In the state of Georgia every person who submits to testing, that is the official test at the police station, is entitled at the end of that test to say, “I would like an independent test of my blood, breath, urine or all three.” The officer then has to reasonably accommodate you. That means they have to take you there. They need to reasonably accommodate you and they should. If they do not, then their test can be thrown out.
Under these guidelines, an officer must do all of the following things if a driver requests an independent blood test:
- Provide a phone book or Internet access so that you can locate a testing facility
- Drive you to the selected location (within 50 miles of the police station)

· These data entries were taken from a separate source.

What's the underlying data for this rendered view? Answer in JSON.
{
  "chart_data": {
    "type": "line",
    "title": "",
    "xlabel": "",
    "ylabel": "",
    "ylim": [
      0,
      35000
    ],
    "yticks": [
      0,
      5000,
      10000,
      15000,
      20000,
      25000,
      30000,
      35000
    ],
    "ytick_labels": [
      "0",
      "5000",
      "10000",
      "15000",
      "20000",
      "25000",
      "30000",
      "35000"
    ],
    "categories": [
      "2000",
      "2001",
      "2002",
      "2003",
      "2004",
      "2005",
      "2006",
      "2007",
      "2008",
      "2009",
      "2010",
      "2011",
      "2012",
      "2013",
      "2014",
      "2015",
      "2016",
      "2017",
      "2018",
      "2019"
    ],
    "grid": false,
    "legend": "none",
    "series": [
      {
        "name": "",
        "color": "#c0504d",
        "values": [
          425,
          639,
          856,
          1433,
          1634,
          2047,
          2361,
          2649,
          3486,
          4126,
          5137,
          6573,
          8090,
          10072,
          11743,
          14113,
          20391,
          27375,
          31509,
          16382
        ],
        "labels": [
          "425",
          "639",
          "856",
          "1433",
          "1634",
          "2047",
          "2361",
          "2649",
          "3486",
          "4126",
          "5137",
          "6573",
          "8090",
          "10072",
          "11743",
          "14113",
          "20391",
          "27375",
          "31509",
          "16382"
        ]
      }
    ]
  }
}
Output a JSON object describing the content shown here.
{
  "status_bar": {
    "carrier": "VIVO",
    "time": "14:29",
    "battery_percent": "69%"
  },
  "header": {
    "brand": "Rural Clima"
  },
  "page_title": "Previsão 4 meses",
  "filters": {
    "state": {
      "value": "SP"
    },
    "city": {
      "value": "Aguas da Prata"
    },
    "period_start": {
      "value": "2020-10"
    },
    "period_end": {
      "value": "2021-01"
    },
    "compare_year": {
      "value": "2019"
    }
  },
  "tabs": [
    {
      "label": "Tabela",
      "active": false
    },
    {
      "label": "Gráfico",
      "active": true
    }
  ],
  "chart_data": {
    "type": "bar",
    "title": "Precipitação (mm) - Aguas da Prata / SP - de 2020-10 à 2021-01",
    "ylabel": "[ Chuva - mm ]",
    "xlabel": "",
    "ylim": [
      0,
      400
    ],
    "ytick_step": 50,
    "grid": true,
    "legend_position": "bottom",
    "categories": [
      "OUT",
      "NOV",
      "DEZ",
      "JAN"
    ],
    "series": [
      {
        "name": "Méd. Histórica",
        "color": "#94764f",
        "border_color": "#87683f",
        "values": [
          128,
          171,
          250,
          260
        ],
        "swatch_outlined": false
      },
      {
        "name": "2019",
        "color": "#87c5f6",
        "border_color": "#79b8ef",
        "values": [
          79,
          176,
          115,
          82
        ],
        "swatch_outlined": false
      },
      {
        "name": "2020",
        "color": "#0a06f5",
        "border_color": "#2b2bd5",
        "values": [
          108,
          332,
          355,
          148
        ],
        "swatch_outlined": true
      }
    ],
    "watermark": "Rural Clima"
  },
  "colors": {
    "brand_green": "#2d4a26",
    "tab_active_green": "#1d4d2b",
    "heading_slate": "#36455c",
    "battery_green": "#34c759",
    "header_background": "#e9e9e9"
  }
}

- Stop at an ATM for you to withdraw any cash needed to cover the cost of the test
Seeking the Advice of an Attorney
Only a qualified DUI defense attorney familiar with the proper proceedings of blood test results will be able to properly defend you. Your attorney may find that your blood sample was tainted or that the results were not analyzed correctly. If any of these kinds of mistakes occur, your attorney may call for your blood test results to be inadmissible in court. And this could severely damage the prosecution’s case against you.
Even if your blood test results are accurate, your defense attorney can still build a defense. From plea bargains to having your charges reduced, only a DUI defense attorney can fight for your rights. Remember, if you are arrested for DUI to contact an attorney immediately. The more time you give your attorney to prepare the better. This leaves them more time to go over your blood test results and carefully scrutinize the findings.
Building a Defense
At each point in the prosecutor’s offer of proof that the blood test was properly collected, stored, refrigerated and tracked (as it goes in and out of the laboratory’s refrigeration units), your defense attorney will be challenging the completeness of the State’s record-keeping and the scientific propriety of each step.
First, blood tests are rare. The police officers don’t know how to deal with them. There are certain procedures they’re supposed to follow and there are several people involved in that chain of command that can always create reasonable doubt in cases.
Many times these blood tests are not transported immediately and they can deteriorate and when blood breaks down through decomposition one of the byproducts of that the decomposition is alcohol. It makes alcohol. It can add to your reading.
The other thing is that getting all those people to court so that they can verify the blood results sometimes just doesn’t happen. Or the GBI won’t turn over all the paperwork that’s needed that we’ve requested in discovery, and we can have the judge say, “Blood test is out.”